Kernel-based learning with guarantees for multi-agent applications
Krzysztof Kowalczyk, Paweł Wachel, Cristian R. Rojas
TL;DR
The paper tackles distributed learning of a latent multivariate nonlinear phenomenon observed locally by a network of agents. It introduces a kernel regression framework where each node builds a local estimator and then aggregates data via neighbor communication to form a distributed model, with non-asymptotic, high-probability error bounds that are robust to the input dimension. Key contributions include a finite-sample bound for single-agent kernel regression and its extension to a distributed data-aggregation scheme, along with a simple data-exchange protocol and convergence assurances.
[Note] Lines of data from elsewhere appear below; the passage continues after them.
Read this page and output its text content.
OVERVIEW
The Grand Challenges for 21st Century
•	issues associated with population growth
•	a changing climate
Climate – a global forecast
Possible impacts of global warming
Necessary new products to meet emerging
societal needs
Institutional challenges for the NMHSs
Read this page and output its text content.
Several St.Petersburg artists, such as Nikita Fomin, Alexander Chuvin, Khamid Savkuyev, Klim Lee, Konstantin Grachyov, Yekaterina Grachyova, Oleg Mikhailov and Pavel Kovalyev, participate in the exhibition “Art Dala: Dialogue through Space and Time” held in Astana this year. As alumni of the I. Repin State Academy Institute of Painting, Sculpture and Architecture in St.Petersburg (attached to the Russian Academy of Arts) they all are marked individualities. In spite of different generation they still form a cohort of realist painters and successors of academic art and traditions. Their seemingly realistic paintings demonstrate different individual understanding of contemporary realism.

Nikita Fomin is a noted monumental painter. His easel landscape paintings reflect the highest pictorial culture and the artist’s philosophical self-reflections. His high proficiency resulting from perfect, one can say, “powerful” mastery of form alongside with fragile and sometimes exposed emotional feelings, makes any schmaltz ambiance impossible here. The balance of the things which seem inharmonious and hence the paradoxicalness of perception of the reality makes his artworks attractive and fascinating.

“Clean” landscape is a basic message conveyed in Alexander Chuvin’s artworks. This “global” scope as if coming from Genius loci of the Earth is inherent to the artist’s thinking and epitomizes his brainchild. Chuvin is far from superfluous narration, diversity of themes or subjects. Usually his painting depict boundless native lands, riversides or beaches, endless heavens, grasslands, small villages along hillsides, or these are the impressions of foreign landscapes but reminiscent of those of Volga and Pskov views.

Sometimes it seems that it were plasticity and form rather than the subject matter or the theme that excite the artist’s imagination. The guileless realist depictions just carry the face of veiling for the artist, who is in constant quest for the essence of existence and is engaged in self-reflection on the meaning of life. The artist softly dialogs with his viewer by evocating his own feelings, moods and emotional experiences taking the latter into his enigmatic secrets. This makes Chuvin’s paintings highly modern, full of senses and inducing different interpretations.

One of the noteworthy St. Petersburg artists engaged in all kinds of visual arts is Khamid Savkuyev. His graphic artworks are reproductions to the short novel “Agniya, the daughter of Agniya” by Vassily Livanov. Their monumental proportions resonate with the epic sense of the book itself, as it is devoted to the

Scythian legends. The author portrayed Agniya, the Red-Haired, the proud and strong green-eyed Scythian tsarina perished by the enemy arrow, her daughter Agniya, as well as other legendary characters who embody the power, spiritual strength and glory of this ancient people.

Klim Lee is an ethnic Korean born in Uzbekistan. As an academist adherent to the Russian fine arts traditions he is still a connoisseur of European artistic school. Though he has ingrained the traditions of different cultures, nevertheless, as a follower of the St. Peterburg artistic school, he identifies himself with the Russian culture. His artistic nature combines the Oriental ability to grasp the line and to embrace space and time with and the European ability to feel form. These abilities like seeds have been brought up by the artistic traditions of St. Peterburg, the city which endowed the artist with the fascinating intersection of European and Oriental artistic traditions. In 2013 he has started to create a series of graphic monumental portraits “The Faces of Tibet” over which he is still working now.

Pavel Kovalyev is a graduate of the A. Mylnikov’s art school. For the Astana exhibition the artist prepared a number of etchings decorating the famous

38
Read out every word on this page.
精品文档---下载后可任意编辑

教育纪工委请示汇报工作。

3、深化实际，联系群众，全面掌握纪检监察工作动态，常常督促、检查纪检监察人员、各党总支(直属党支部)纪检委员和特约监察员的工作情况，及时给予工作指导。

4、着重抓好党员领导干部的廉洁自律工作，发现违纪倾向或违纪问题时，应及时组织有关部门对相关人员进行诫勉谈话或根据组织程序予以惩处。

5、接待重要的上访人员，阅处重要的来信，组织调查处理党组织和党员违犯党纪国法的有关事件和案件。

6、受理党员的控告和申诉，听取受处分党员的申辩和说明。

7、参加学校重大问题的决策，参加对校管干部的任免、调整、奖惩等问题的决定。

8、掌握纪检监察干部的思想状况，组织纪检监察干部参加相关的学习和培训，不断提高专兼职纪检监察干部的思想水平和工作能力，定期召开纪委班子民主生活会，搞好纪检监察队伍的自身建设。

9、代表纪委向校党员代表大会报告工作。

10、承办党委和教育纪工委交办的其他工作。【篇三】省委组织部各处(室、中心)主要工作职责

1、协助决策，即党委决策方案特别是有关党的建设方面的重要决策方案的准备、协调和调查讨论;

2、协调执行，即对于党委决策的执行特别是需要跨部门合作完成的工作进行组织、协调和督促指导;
The results demonstrate that the distributed approach can achieve performance close to a centralized model, while requiring only mild regularity assumptions and offering explicit error guarantees useful for real-time multi-agent applications.
Abstract
This paper addresses a kernel-based learning problem for a network of agents locally observing a latent multidimensional, nonlinear phenomenon in a noisy environment. We propose a learning algorithm that requires only mild a priori knowledge about the phenomenon under investigation and delivers a model with corresponding non-asymptotic high probability error bounds. Both non-asymptotic analysis of the method and numerical simulation results are presented and discussed in the paper.